Its allegedly unique sprinkler and spray heads also minimize the harmful side effects of hot gases produced through a fire kill via a suction effect. This draws in gases, cools them down and then washes the particles to the floor. Sprinkler suction rate is 10cu m/min, with up to 25 cu m/min achievable through the large spray heads.

Over 30 different Hi-Fog sprinkler and spray head types have been invented as well as various valves and power units. These vary, along with water volume and discharge time, according to the hazard and fire protection requirement.

Four basic categories of firefighting systems are available. The machinery space system is powered by banks of water-filled cylinders pressurized by nitrogen, often combined with pumps.

The self-contained system consists of a pressurized cylinder and either a head mounted directly on the valve or head(s) connected to the valve assembly by stainless steel piping. No external water supply is needed.

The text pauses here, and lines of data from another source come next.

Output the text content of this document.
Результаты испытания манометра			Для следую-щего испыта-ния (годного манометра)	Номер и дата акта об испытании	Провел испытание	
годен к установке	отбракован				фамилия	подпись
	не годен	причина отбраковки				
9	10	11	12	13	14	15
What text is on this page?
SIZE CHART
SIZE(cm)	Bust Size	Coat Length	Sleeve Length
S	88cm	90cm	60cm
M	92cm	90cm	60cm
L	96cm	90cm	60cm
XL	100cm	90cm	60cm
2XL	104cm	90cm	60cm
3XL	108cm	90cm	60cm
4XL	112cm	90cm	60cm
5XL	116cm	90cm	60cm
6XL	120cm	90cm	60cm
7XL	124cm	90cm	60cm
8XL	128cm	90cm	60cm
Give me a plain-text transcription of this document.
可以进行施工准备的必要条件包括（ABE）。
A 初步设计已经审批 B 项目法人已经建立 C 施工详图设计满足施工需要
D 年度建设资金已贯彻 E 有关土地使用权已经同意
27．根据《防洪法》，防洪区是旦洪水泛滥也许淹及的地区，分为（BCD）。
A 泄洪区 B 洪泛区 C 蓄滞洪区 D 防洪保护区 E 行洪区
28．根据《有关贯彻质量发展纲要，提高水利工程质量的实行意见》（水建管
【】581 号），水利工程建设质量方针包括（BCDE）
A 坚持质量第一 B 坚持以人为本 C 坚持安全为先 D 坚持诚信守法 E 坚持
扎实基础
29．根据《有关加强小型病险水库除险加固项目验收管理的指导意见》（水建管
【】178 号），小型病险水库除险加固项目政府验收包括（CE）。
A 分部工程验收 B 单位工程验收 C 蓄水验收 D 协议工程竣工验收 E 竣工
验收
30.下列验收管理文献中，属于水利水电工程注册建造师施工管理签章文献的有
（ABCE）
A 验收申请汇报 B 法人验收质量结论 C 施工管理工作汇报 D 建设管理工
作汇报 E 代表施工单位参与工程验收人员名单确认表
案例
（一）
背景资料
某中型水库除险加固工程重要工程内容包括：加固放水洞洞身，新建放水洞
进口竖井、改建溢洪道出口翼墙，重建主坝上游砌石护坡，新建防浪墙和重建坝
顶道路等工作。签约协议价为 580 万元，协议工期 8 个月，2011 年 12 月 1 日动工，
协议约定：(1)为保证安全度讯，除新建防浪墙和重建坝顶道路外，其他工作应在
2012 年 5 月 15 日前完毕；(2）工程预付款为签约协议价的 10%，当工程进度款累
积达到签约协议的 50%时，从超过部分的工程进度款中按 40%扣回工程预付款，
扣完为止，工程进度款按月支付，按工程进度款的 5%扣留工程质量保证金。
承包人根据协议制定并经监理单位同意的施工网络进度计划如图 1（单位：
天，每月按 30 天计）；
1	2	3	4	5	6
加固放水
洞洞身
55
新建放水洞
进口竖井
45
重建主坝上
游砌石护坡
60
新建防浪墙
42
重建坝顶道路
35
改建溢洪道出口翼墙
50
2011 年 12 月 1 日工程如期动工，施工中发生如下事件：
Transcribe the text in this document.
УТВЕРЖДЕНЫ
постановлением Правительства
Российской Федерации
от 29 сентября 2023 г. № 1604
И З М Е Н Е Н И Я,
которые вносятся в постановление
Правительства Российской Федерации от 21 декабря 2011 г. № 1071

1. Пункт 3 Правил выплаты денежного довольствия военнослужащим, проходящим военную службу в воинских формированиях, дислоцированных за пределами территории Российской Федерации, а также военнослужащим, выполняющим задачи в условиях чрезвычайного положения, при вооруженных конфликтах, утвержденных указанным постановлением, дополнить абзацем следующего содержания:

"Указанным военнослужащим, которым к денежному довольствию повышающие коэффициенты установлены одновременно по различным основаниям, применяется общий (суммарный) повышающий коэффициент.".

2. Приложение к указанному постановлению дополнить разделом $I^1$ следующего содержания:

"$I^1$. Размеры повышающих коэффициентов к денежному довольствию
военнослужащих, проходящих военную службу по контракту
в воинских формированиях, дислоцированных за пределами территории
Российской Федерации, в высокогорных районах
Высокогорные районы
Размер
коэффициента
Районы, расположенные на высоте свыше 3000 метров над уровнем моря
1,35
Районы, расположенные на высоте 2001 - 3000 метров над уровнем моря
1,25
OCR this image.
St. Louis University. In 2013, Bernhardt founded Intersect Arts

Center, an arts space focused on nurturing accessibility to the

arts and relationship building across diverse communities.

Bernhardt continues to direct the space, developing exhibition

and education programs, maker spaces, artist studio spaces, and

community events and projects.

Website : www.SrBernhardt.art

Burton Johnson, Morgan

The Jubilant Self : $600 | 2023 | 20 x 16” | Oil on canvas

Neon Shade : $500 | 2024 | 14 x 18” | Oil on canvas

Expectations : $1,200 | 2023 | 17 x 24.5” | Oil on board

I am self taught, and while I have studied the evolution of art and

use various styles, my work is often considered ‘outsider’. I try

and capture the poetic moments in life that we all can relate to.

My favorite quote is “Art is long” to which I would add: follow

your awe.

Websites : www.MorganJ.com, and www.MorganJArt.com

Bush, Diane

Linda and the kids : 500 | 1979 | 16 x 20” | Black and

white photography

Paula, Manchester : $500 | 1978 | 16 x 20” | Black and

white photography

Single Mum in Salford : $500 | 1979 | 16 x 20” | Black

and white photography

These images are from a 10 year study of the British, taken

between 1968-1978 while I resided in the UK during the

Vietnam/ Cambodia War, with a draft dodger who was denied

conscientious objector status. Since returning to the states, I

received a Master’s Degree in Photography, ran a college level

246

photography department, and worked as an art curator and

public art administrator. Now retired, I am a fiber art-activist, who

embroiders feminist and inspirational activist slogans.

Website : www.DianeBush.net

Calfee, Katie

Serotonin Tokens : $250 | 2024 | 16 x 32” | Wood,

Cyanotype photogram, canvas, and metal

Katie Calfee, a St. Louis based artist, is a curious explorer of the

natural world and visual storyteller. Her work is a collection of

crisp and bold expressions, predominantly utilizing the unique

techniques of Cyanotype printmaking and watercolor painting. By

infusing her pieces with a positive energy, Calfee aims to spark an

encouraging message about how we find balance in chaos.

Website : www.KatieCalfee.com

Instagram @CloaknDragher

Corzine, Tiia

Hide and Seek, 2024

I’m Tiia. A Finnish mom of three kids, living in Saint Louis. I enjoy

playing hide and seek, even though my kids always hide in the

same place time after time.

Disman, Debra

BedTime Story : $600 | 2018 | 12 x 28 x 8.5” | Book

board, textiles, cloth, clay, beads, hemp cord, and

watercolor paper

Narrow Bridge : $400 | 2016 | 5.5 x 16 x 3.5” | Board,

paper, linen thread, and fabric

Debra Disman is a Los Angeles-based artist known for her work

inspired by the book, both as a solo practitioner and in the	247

Marioff's sprinkler system is claimed to weigh less than 10% of a conventional system. It is pump-powered, combined with pressurized cylinders to protect against fire in case all electric power should be lost. Finally, a hand-held system powered by a pump or pressurized cylinder is available to generate a flooding type of discharge.

To date more than 1,500 independently witnessed, full-scale fire tests have been performed at testing laboratories in Europe, the UDS and Japan. Currently Marioff is aiming to satisfy new IMO test procedures for water fog systems in accommodation and machinery space.

Wood Group Fire Systems' Gerald Hocking points out that "All other gaseous/chemical agents for halons have question marks over long-term availability: they are non-green and corrosive. I don't think environmentalists will ban water."

Hardware for water fog systems is also competitively priced, he says, in terms of installation and servicing. "And if you do get discharges offshore, the effects of lost water are negligible. Replacement water is available cheaply, whereas with other agents, you're talking of $30-40 per kilo."

As regards fire protection systems for drilling rigs and supply boats, water is much easier to procure than other agents like argon "which have to go in as a precise formula that is not always available everywhere in the world."

One of the barriers to acceptance of water fog in the UK offshore sector remains the lack of agreed, generic standards, he claims. Most standards used in the UK are written by a US association called NPFSA, "which views quasi-sprinklers as a threat".

Undeterred, Marioff continues to develop new models, one of the latest being a smaller sprinkler head which can cover 12 sq metres with 120 micron water droplets using a 2mm valve.